A wave of anti-vaping sentiment hit its peak during 2019, as a spate of respiratory illnesses was attributed to vaping.
The knee-jerk reaction was to blame vaping as the cause of EVALI, a clever acronym for ‘E-cigarette or vaping use associated lung injury’…
It’s two-fold. Even the acronym itself is factually incorrect. It has since been discovered and acknowledged that it wasn’t the act of vaping itself that led to EVALI. Instead, it was what was vaped that led to the problem.
The CDC itself has since stated: –
“National and state data from patient reports and product sample testing show tetrahydrocannabinol (THC)-containing e-cigarette, or vaping, products, particularly from informal sources… are linked to most EVALI cases and play a major role in the outbreak…Vitamin E acetate is strongly linked to the EVALI outbreak.”
Nicotine was not the cause. Vitamin E Acetate, found in substandard, unregulated products, contributed significantly.
One could argue that bills such as the above will limit availability from regulated suppliers, push vaping underground, and limit the quality control that has ensured that EVALI cases are minimal.
The issue is the false equivalence. EVALI sufferers vaped, and therefore all electronic cigarettes are bad.
This is simply bad logic.
The same goes for the false equivalence between vaping and smoking.
Put simply, vaping and smoking are not the same thing. The only similarity is that they both have nicotine as an ingredient. Potatoes, tomatoes, and even eggplants all contain nicotine. Yet, there doesn’t seem to be a politically led push to ban French fries.

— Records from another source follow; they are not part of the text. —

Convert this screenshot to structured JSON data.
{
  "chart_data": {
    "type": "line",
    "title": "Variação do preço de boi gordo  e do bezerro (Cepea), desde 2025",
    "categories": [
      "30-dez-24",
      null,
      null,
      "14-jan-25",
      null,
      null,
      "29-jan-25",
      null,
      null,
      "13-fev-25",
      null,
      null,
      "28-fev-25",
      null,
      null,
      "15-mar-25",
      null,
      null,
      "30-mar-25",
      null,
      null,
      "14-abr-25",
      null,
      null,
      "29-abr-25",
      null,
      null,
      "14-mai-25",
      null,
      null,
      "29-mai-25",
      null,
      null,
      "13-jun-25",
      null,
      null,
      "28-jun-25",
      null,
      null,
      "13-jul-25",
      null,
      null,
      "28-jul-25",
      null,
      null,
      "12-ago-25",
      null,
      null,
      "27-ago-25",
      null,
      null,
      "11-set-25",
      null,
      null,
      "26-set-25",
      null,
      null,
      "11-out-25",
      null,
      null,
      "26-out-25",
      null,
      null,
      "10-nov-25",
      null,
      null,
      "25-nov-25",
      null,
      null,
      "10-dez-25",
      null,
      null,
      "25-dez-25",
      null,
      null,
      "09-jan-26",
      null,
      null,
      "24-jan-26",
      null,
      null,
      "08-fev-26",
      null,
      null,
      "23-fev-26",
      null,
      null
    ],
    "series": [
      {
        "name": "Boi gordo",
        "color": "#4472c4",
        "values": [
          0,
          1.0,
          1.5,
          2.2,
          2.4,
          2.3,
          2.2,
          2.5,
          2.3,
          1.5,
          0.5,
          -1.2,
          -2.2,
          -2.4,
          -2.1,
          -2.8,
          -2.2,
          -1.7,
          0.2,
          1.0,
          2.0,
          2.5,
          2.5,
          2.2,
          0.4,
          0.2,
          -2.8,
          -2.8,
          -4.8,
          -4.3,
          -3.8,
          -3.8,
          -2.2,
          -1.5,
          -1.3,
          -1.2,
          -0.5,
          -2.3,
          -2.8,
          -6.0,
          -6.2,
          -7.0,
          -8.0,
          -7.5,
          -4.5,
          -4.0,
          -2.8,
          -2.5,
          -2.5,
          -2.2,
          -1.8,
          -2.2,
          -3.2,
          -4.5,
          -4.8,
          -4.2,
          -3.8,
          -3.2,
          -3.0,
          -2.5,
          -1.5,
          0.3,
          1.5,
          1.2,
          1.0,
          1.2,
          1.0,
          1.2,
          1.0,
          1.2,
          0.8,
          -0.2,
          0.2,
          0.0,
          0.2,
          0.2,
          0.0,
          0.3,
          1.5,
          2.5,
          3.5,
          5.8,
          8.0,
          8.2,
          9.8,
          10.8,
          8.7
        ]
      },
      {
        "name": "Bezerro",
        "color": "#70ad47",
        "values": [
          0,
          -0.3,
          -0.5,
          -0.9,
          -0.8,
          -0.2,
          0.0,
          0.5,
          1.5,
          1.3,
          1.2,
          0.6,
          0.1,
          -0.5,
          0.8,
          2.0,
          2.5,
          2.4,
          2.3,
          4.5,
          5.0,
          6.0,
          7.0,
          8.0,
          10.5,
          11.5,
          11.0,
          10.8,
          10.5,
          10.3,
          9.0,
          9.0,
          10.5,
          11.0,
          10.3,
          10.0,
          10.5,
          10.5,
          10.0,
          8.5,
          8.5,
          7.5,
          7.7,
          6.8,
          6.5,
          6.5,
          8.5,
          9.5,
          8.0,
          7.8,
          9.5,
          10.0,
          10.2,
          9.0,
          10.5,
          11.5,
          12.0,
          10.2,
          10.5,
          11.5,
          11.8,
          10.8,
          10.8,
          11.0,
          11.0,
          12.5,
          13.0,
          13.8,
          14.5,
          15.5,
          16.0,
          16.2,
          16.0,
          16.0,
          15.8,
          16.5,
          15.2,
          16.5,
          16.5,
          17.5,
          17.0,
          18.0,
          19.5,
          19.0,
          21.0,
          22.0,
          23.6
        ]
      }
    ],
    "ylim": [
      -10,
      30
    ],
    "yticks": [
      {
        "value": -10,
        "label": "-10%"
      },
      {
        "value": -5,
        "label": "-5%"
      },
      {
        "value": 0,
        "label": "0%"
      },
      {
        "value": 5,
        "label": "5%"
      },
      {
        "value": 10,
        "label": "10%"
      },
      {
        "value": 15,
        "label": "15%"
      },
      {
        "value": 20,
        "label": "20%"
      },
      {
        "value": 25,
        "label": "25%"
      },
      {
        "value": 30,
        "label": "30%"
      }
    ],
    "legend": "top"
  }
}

When you consider the harms that smoking cigarettes causes year on year, with a yearly death rate of 7.1 million, anything that reduces cigarette use should be seen as a good thing.
Understanding the differences is key to promoting the benefits of vaping over traditional cigarettes. Sadly, many make an automatic association, so they are blind to the facts and will not research any further.
Smoking works by burning tobacco and inhaling the smoke. Herein lies the problem. When tobacco is ignited, it produces a range of harmful chemicals, including ammonia, benzene, lead and carbon monoxide.
Vaping does not rely on burning. Instead, a solution of nicotine (optional), flavoring (also optional), and glycerin are vaporized into an aerosol, which is then inhaled. An E-cigarette user isn’t exhaling smoke; instead, they are exhaling vapor, which is free of all of the harmful compounds mentioned above.
Ignorant opponents may cry ‘aha, but nicotine… Or ‘what about EVALI’?
The response, respectively, is that nicotine does not cause cancer.
Regarding EVALI, when you consider that approximately 8% of Americans vaped in 2019 and the percentage that EVALI accounts for, within that number, it isn’t an issue that has affected the overwhelming majority of vapers. Conversely, when you consider that over 34 million adults smoke and over 16 million Americans live with a smoking-related illness, the numbers should speak for themselves as to which is ‘safer’?
When viewing the above, one can’t fail to see how hysteria, knee-jerk reactions, and false equivalences are harmful. Pushing people away from a relatively safe activity towards one that is confirmed as harmful is dubious and insincere. Granting health awards to individuals who have, in real terms, caused health problems instead of solving them is proof that more awareness and education is needed about the benefits of vaping as opposed to smoking. The granting of such an award only serves to demonstrate how much more balance is needed.